Zwei Neuerscheinungen über Vladimir Malakhov · Von Malve Gradinger

Gundel Kilian „Vladimir Malakhov – Jahrhunderttänzer“, Daco Verlag, Berlin 2006, 152 Seiten, 29,90 Euro

„Malakhovs Dornröschen“, Hg. Frank Sistenich/Christiane Theobald, Fotos von Monika Rittershaus, Schottverlag, Mainz, 2006, 160 Seiten, 39,95 Euro

Es war 1989 auf dem Moskauer Ballettwettbewerb, dass Ballett-Koryphäe Konstanze Vernon ihn entdeckte und nach München einlud. Und man erinnert ihn gut, den jungen Vladimir Malakhov in Kasian Goleizovskys Solo „Narcisse“: diese Knabengestalt, schmal, androgyn, eine Begabung, noch auf der Suche nach sich selbst. Der Auftritt im Münchner Nationaltheater war sein erster im Westen, wo er dann in wenigen Jahren zum Weltstar aufstieg.

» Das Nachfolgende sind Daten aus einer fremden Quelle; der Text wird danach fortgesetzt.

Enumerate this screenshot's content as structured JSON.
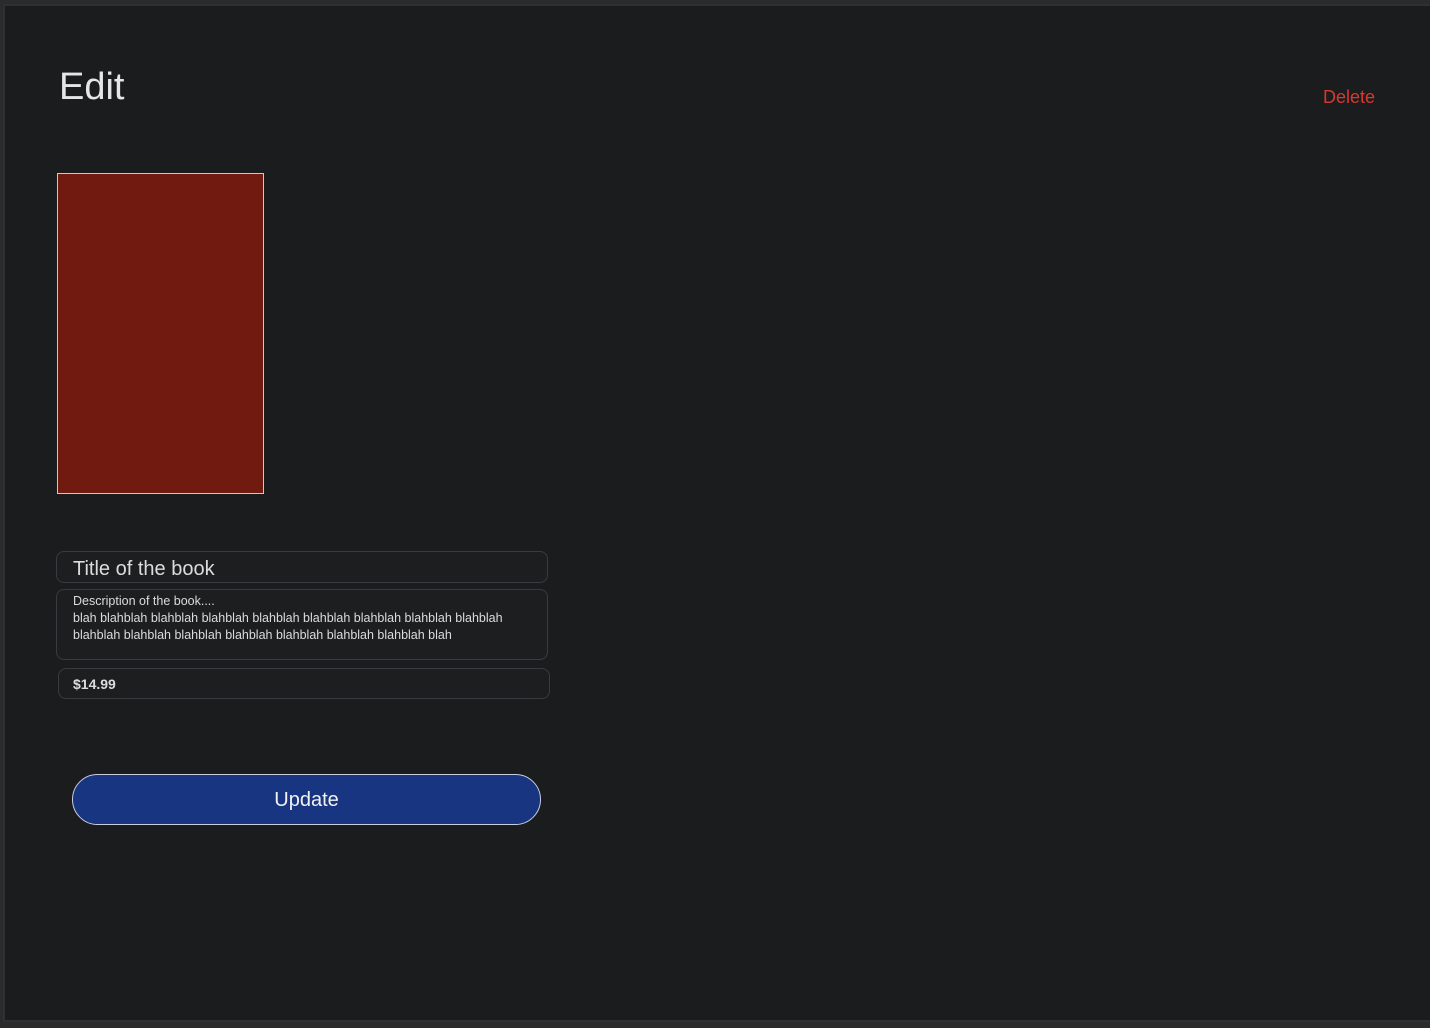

Die phänomenale Karriere des gebürtigen Ukrainers Malakhov, der seit 2004 das Staatsballett Berlin leitet, Deutschlands größtes Ballettensemble, kann man nun nachverfolgen in dem mit Begleittexten versehenen großformatigen Bildband „Vladimir Malakhov – Jahrhunderttänzer“ der Fotografin Gundel Kilian.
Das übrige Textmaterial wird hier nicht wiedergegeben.